Pendant qu’Ivanov est dans ce lieu de perdition où les humains se montrent tels qu’ils sont : veules, médisants et ne pensant qu’à l’argent, Anna se morfond seule chez elle, entre l’oncle d’Ivanov et le médecin, homme courageux, épris de vérité et de justice – ne serait-ce pas l’image de Tchékhov lui-même ? – qui finit par détester le mari volage. Anna est malade. Anna, comme beaucoup d’êtres à cette époque, souffre de tuberculose. Elle va mourir. Et pendant ce temps, son mari se goberge et boit à s’en rendre ivre. De fait, il ne se goberge pas tant que cela : il s’ennuie. Astuce du metteur en scène qui consiste à faire rire le spectateur en donnant aux personnages des pancartes où sont écrits ces mots : « je m’ennuie », « qu’est-ce que je fous là ? » et pour signifier la seule entente sincère existant en ce lieu, dans les mains de la jeune Sacha : « il s’ennuie ». car elle le voit bien, elle, qu’il n’apprécie guère ces bavards vulgaires et poivrots, et qu’il sort du lot.

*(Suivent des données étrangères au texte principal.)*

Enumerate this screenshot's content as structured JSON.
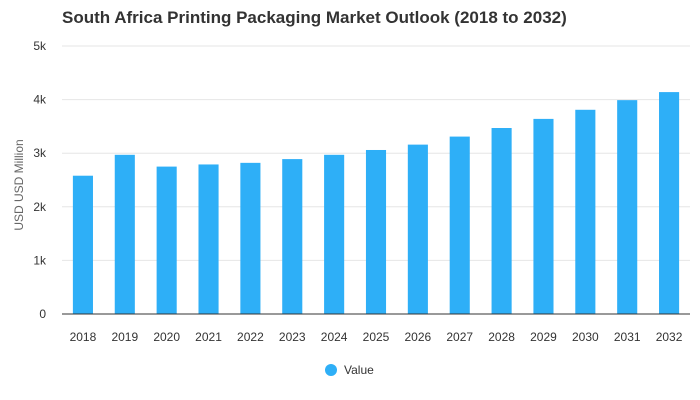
{
  "chart_data": {
    "type": "bar",
    "title": "South Africa Printing Packaging Market Outlook (2018 to 2032)",
    "xlabel": "",
    "ylabel": "USD USD Million",
    "ylim": [
      0,
      5000
    ],
    "yticks": [
      0,
      1000,
      2000,
      3000,
      4000,
      5000
    ],
    "ytick_labels": [
      "0",
      "1k",
      "2k",
      "3k",
      "4k",
      "5k"
    ],
    "grid": true,
    "legend_position": "bottom-center",
    "categories": [
      "2018",
      "2019",
      "2020",
      "2021",
      "2022",
      "2023",
      "2024",
      "2025",
      "2026",
      "2027",
      "2028",
      "2029",
      "2030",
      "2031",
      "2032"
    ],
    "series": [
      {
        "name": "Value",
        "color": "#2eaff7",
        "values": [
          2580,
          2970,
          2750,
          2790,
          2820,
          2890,
          2970,
          3060,
          3160,
          3310,
          3470,
          3640,
          3810,
          3990,
          4140
        ]
      }
    ]
  }
}
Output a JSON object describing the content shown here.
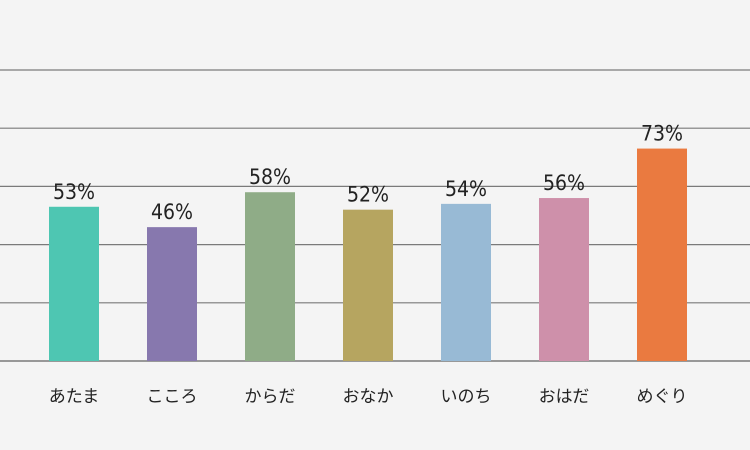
{
  "chart_data": {
    "type": "bar",
    "categories": [
      "あたま",
      "こころ",
      "からだ",
      "おなか",
      "いのち",
      "おはだ",
      "めぐり"
    ],
    "values": [
      53,
      46,
      58,
      52,
      54,
      56,
      73
    ],
    "value_labels": [
      "53%",
      "46%",
      "58%",
      "52%",
      "54%",
      "56%",
      "73%"
    ],
    "ylim": [
      0,
      100
    ],
    "y_gridlines": [
      0,
      20,
      40,
      60,
      80,
      100
    ],
    "grid": true,
    "bar_colors": [
      "#4ec6b2",
      "#8778ae",
      "#8fac87",
      "#b6a560",
      "#98bad5",
      "#ce90aa",
      "#ea7a40"
    ],
    "gridline_color": "#7a7a7a",
    "background": "#f4f4f4"
  }
}
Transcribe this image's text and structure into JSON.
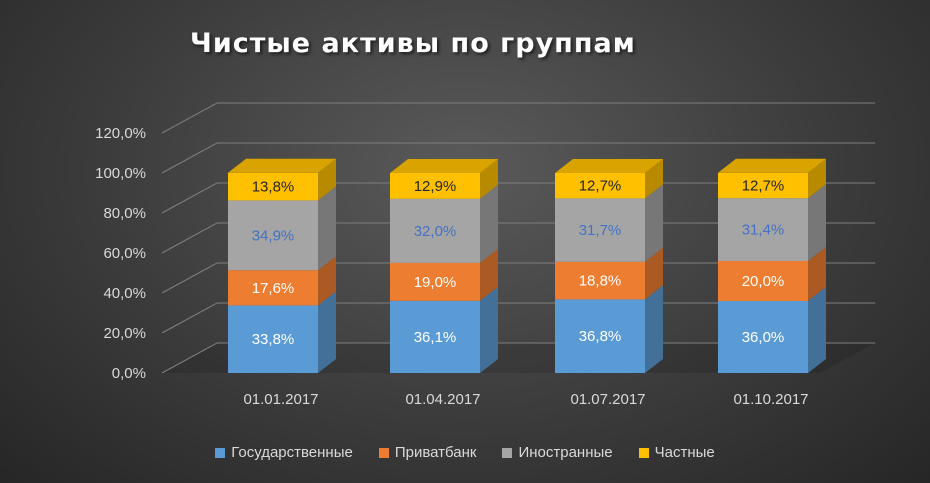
{
  "chart_data": {
    "type": "bar",
    "stacked": true,
    "style": "3d",
    "title": "Чистые активы по группам",
    "categories": [
      "01.01.2017",
      "01.04.2017",
      "01.07.2017",
      "01.10.2017"
    ],
    "series": [
      {
        "name": "Государственные",
        "color": "#5b9bd5",
        "values": [
          33.8,
          36.1,
          36.8,
          36.0
        ],
        "labels": [
          "33,8%",
          "36,1%",
          "36,8%",
          "36,0%"
        ],
        "label_color": "#ffffff"
      },
      {
        "name": "Приватбанк",
        "color": "#ed7d31",
        "values": [
          17.6,
          19.0,
          18.8,
          20.0
        ],
        "labels": [
          "17,6%",
          "19,0%",
          "18,8%",
          "20,0%"
        ],
        "label_color": "#ffffff"
      },
      {
        "name": "Иностранные",
        "color": "#a5a5a5",
        "values": [
          34.9,
          32.0,
          31.7,
          31.4
        ],
        "labels": [
          "34,9%",
          "32,0%",
          "31,7%",
          "31,4%"
        ],
        "label_color": "#4472c4"
      },
      {
        "name": "Частные",
        "color": "#ffc000",
        "values": [
          13.8,
          12.9,
          12.7,
          12.7
        ],
        "labels": [
          "13,8%",
          "12,9%",
          "12,7%",
          "12,7%"
        ],
        "label_color": "#262626"
      }
    ],
    "yticks": [
      "0,0%",
      "20,0%",
      "40,0%",
      "60,0%",
      "80,0%",
      "100,0%",
      "120,0%"
    ],
    "ylim": [
      0,
      120
    ],
    "grid": true,
    "legend_position": "bottom"
  }
}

Mais un jour, n’en pouvant plus, Anna a voulu sortir de sa prison et s’est faite escorter (par le jeune médecin) jusqu’à la maison des Lebedev, où elle a surpris son mari en train d’embrasser Sacha. Cris de douleur.

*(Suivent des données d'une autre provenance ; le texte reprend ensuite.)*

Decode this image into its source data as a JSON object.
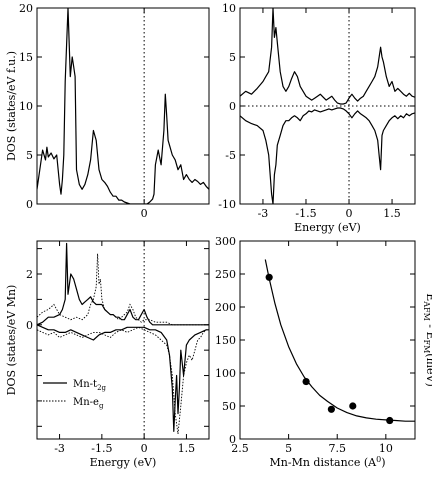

Bientôt Anna sera morte (mais, dans la mise en scène de Sivadier, son fantôme continuera d’errer au milieu des personnages vivants).

Et Ivanov pourra épouser Sacha bien qu’il sache que tout recommencera avec elle comme ce fut le cas avec Anna : il ne l’aimera plus au bout d’un certain temps – probablement pour les mêmes raisons – et déjà d’ailleurs il ne l’aime plus. Et Sacha non plus d’ailleurs ne semble plus guère l’aimer. Mais elle songe surtout à le sauver, forte de son plaidoyer pour « l’amour actif » : « Il y a beaucoup de chose que les hommes ne comprennent pas. Une jeune fille préfère toujours un homme malchanceux à un heureux, parce qu’elle préfère toujours un amour actif… Tu comprends ? ». Et puis ce qui est dit est dit, on sent souvent cela chez Tchékhov : l’acceptation de la trajectoire empruntée jusqu’à son terme, le refus de se regarder en face, et de se dire qu’on va enfin faire ce qui est en accord avec soi-même. A moins que, tout bonnement, on ne soit conscient qu’adopter ce genre d’attitude conduirait trop loin, serait impossible, conduirait au scandale, au drame social. Comme le souligne Jacques Rancière dans son petit livre sur Tchékhov : les héros tchékhoviens aspirent à une vie nouvelle, ils la sentent à portée de main, il suffirait de si peu pour l’atteindre, mais au dernier moment, la plupart du temps, l’effort qu’il faudrait s’avère trop grand. Ils sont, selon l’image développée par le théoricien Moishe Postone, arrimés à une « machine de discipline », laquelle leur laisse à chaque tour une chance de s’échapper, mais cette chance n’est pas prise. Ou alors par le moyen du rêve.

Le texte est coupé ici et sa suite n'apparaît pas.